Penghentian produksi air di IPA Katulampa berdampak langsung pada distribusi air bersih di dua kecamatan di Kota Bogor, yaitu Kecamatan Bogor Timur dan Kecamatan Bogor Utara. Warga di kedua kecamatan tersebut mengalami gangguan pasokan air bersih, yang memaksa mereka untuk mencari alternatif sumber air sementara.
Perumda Tirta Pakuan telah mengambil langkah-langkah untuk mengatasi situasi ini.

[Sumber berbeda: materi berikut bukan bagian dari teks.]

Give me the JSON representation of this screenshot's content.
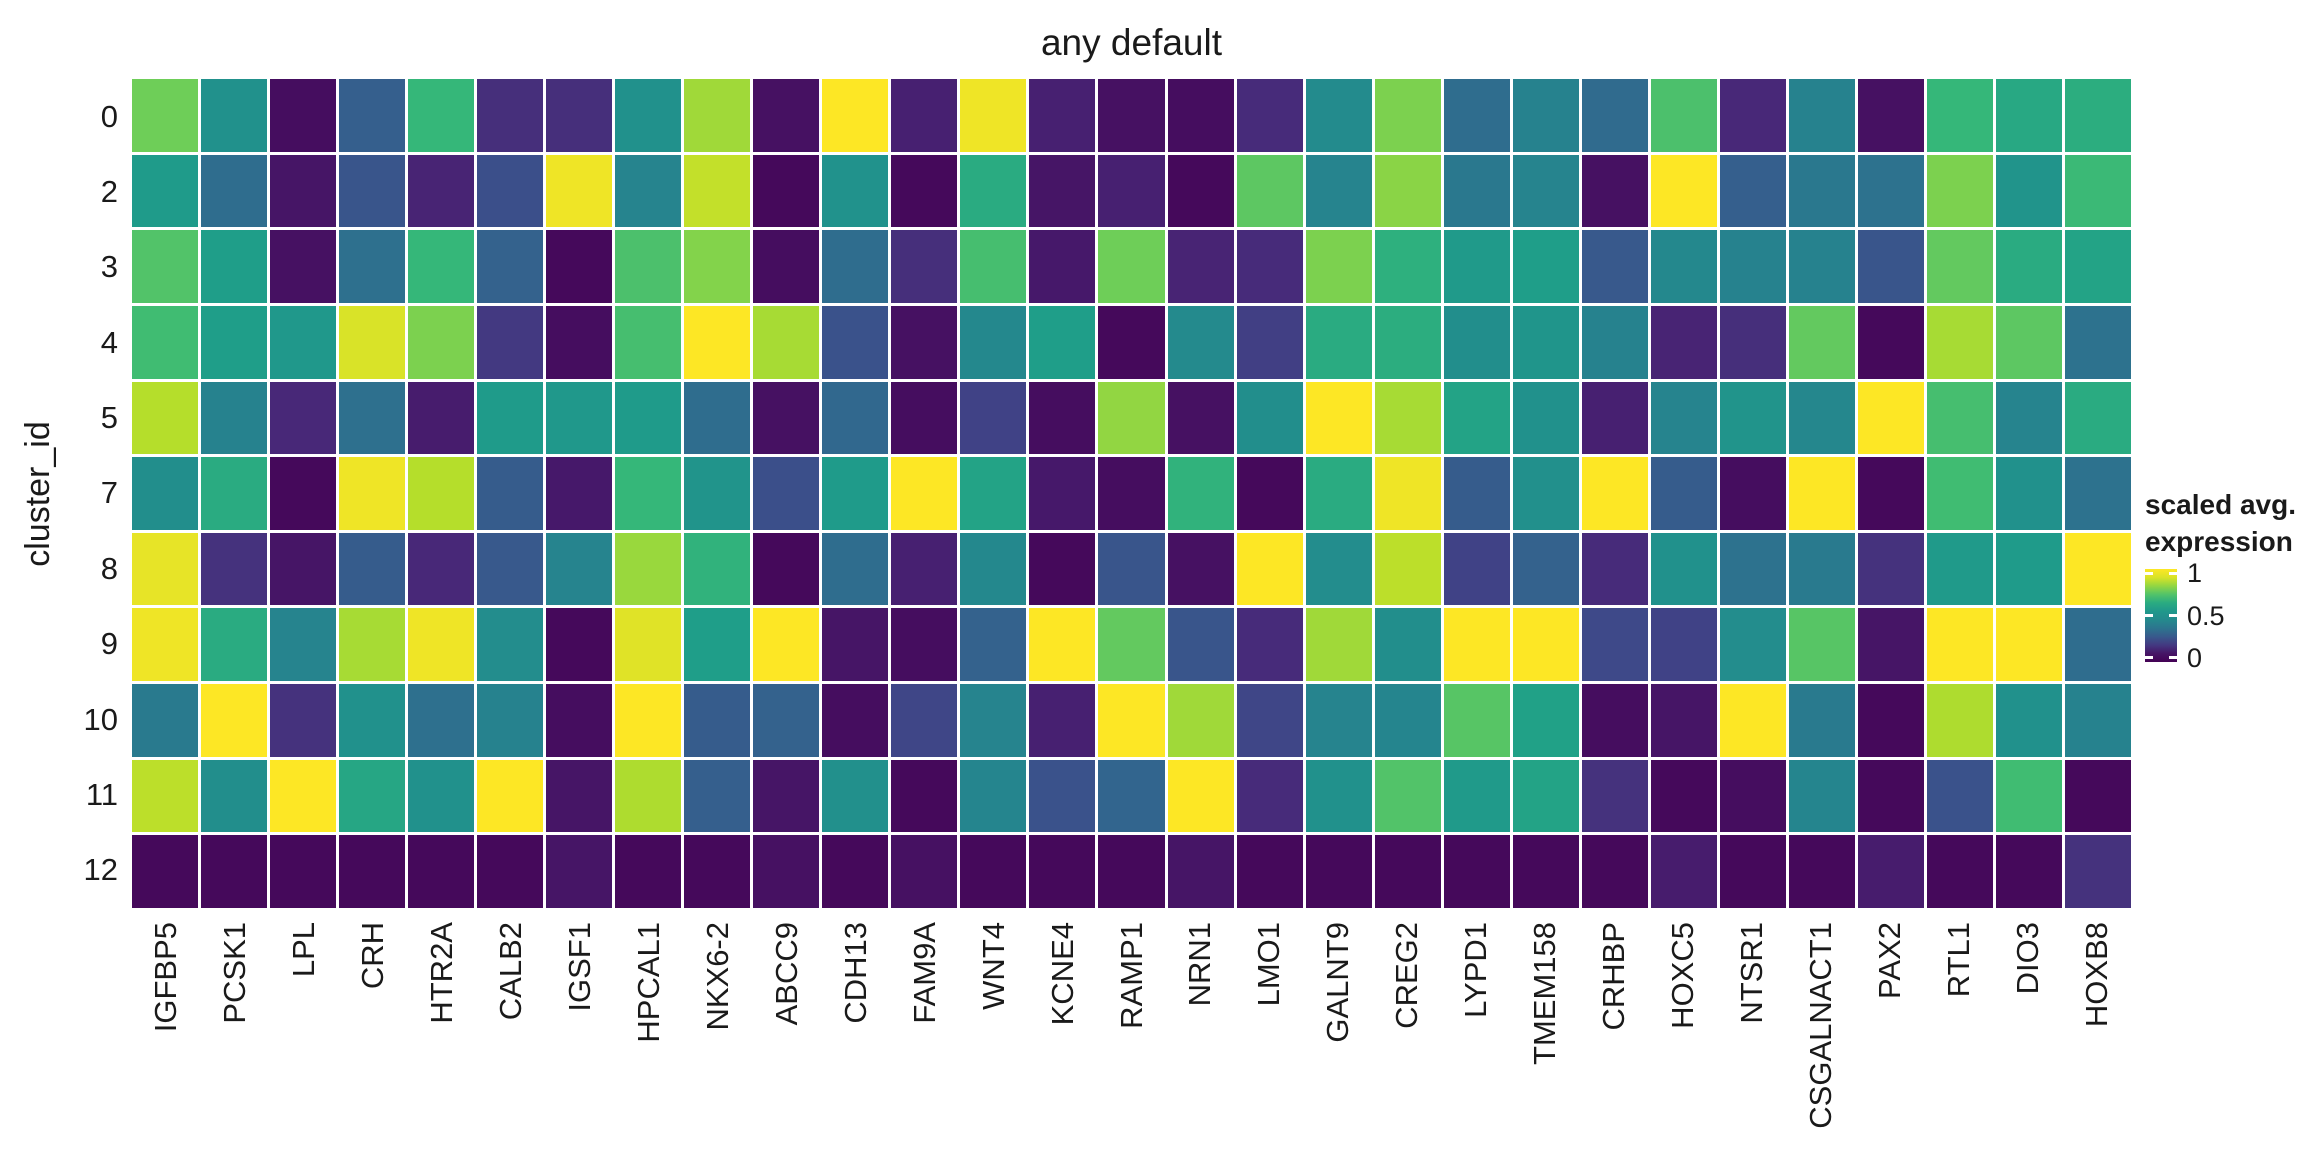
{
  "title": "any default",
  "y_axis": {
    "label": "cluster_id"
  },
  "legend": {
    "title_line1": "scaled avg.",
    "title_line2": "expression",
    "ticks": [
      "1",
      "0.5",
      "0"
    ],
    "tick_values": [
      1,
      0.5,
      0
    ]
  },
  "chart_data": {
    "type": "heatmap",
    "title": "any default",
    "xlabel": "",
    "ylabel": "cluster_id",
    "legend_title": "scaled avg. expression",
    "legend_position": "right",
    "grid": false,
    "color_scale": {
      "name": "viridis",
      "domain": [
        0,
        1
      ],
      "stops": [
        "#440154",
        "#482878",
        "#3e4989",
        "#31688e",
        "#26828e",
        "#21918c",
        "#1f9e89",
        "#35b779",
        "#6ece58",
        "#b5de2b",
        "#fde725"
      ]
    },
    "columns": [
      "IGFBP5",
      "PCSK1",
      "LPL",
      "CRH",
      "HTR2A",
      "CALB2",
      "IGSF1",
      "HPCAL1",
      "NKX6-2",
      "ABCC9",
      "CDH13",
      "FAM9A",
      "WNT4",
      "KCNE4",
      "RAMP1",
      "NRN1",
      "LMO1",
      "GALNT9",
      "CREG2",
      "LYPD1",
      "TMEM158",
      "CRHBP",
      "HOXC5",
      "NTSR1",
      "CSGALNACT1",
      "PAX2",
      "RTL1",
      "DIO3",
      "HOXB8"
    ],
    "rows": [
      "0",
      "2",
      "3",
      "4",
      "5",
      "7",
      "8",
      "9",
      "10",
      "11",
      "12"
    ],
    "values": [
      [
        0.8,
        0.5,
        0.03,
        0.27,
        0.7,
        0.12,
        0.12,
        0.5,
        0.87,
        0.04,
        1.0,
        0.08,
        0.98,
        0.08,
        0.04,
        0.03,
        0.11,
        0.46,
        0.82,
        0.32,
        0.4,
        0.31,
        0.74,
        0.1,
        0.4,
        0.04,
        0.7,
        0.64,
        0.66
      ],
      [
        0.58,
        0.32,
        0.05,
        0.24,
        0.09,
        0.22,
        0.98,
        0.41,
        0.92,
        0.02,
        0.51,
        0.02,
        0.65,
        0.05,
        0.08,
        0.02,
        0.77,
        0.41,
        0.84,
        0.36,
        0.41,
        0.04,
        1.0,
        0.27,
        0.36,
        0.34,
        0.82,
        0.52,
        0.71
      ],
      [
        0.75,
        0.6,
        0.04,
        0.33,
        0.7,
        0.28,
        0.02,
        0.74,
        0.83,
        0.03,
        0.32,
        0.12,
        0.73,
        0.06,
        0.8,
        0.09,
        0.11,
        0.82,
        0.67,
        0.57,
        0.6,
        0.25,
        0.44,
        0.4,
        0.4,
        0.24,
        0.78,
        0.65,
        0.62
      ],
      [
        0.72,
        0.6,
        0.55,
        0.95,
        0.82,
        0.15,
        0.03,
        0.73,
        1.0,
        0.88,
        0.23,
        0.04,
        0.44,
        0.6,
        0.02,
        0.45,
        0.17,
        0.65,
        0.66,
        0.48,
        0.53,
        0.4,
        0.09,
        0.12,
        0.78,
        0.02,
        0.88,
        0.77,
        0.34
      ],
      [
        0.9,
        0.4,
        0.1,
        0.33,
        0.07,
        0.58,
        0.55,
        0.58,
        0.32,
        0.04,
        0.3,
        0.03,
        0.18,
        0.03,
        0.85,
        0.04,
        0.48,
        1.0,
        0.88,
        0.62,
        0.5,
        0.08,
        0.41,
        0.52,
        0.43,
        1.0,
        0.73,
        0.41,
        0.65
      ],
      [
        0.48,
        0.65,
        0.02,
        0.98,
        0.9,
        0.26,
        0.06,
        0.7,
        0.52,
        0.22,
        0.58,
        1.0,
        0.62,
        0.06,
        0.03,
        0.68,
        0.02,
        0.65,
        0.98,
        0.26,
        0.49,
        1.0,
        0.26,
        0.03,
        1.0,
        0.02,
        0.72,
        0.5,
        0.34
      ],
      [
        0.97,
        0.13,
        0.05,
        0.26,
        0.1,
        0.25,
        0.41,
        0.86,
        0.68,
        0.02,
        0.32,
        0.08,
        0.44,
        0.02,
        0.24,
        0.04,
        1.0,
        0.47,
        0.91,
        0.18,
        0.28,
        0.11,
        0.5,
        0.34,
        0.37,
        0.13,
        0.57,
        0.58,
        1.0
      ],
      [
        0.98,
        0.65,
        0.41,
        0.88,
        0.98,
        0.47,
        0.02,
        0.96,
        0.6,
        1.0,
        0.05,
        0.03,
        0.28,
        1.0,
        0.78,
        0.24,
        0.11,
        0.87,
        0.48,
        1.0,
        1.0,
        0.2,
        0.18,
        0.47,
        0.76,
        0.05,
        1.0,
        1.0,
        0.32
      ],
      [
        0.37,
        1.0,
        0.13,
        0.5,
        0.33,
        0.4,
        0.03,
        1.0,
        0.26,
        0.28,
        0.03,
        0.19,
        0.41,
        0.08,
        1.0,
        0.87,
        0.19,
        0.41,
        0.42,
        0.76,
        0.61,
        0.03,
        0.05,
        1.0,
        0.37,
        0.02,
        0.89,
        0.5,
        0.4
      ],
      [
        0.91,
        0.48,
        1.0,
        0.63,
        0.5,
        1.0,
        0.05,
        0.89,
        0.27,
        0.05,
        0.49,
        0.02,
        0.42,
        0.23,
        0.29,
        1.0,
        0.11,
        0.5,
        0.75,
        0.57,
        0.62,
        0.13,
        0.02,
        0.03,
        0.42,
        0.02,
        0.23,
        0.72,
        0.02
      ],
      [
        0.02,
        0.02,
        0.02,
        0.02,
        0.02,
        0.02,
        0.05,
        0.02,
        0.02,
        0.04,
        0.02,
        0.04,
        0.02,
        0.02,
        0.02,
        0.05,
        0.02,
        0.02,
        0.02,
        0.02,
        0.02,
        0.02,
        0.07,
        0.02,
        0.02,
        0.07,
        0.02,
        0.02,
        0.13
      ]
    ]
  }
}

Salah satunya adalah dengan mengerahkan armada mobil tangki air untuk mendistribusikan air bersih ke wilayah-wilayah yang terdampak. “Kami berupaya semaksimal mungkin untuk memastikan kebutuhan air bersih masyarakat tetap terpenuhi,” tambah Direktur Utama.
Pihak Perumda Tirta Pakuan berharap cuaca segera membaik agar produksi air di IPA Katulampa dapat kembali normal. “Kami terus memantau kondisi cuaca dan debit air. Begitu situasi memungkinkan, kami akan segera melanjutkan produksi,” jelasnya. Masyarakat diimbau untuk menggunakan air dengan bijak selama masa gangguan ini.
Cuaca buruk yang melanda Kota Bogor memaksa Perumda Tirta Pakuan menghentikan produksi air di IPA Katulampa, berdampak pada pasokan air di dua kecamatan. Upaya penanganan telah dilakukan untuk memastikan kebutuhan air bersih masyarakat tetap terpenuhi. Diharapkan cuaca segera membaik agar produksi dan distribusi air dapat kembali normal.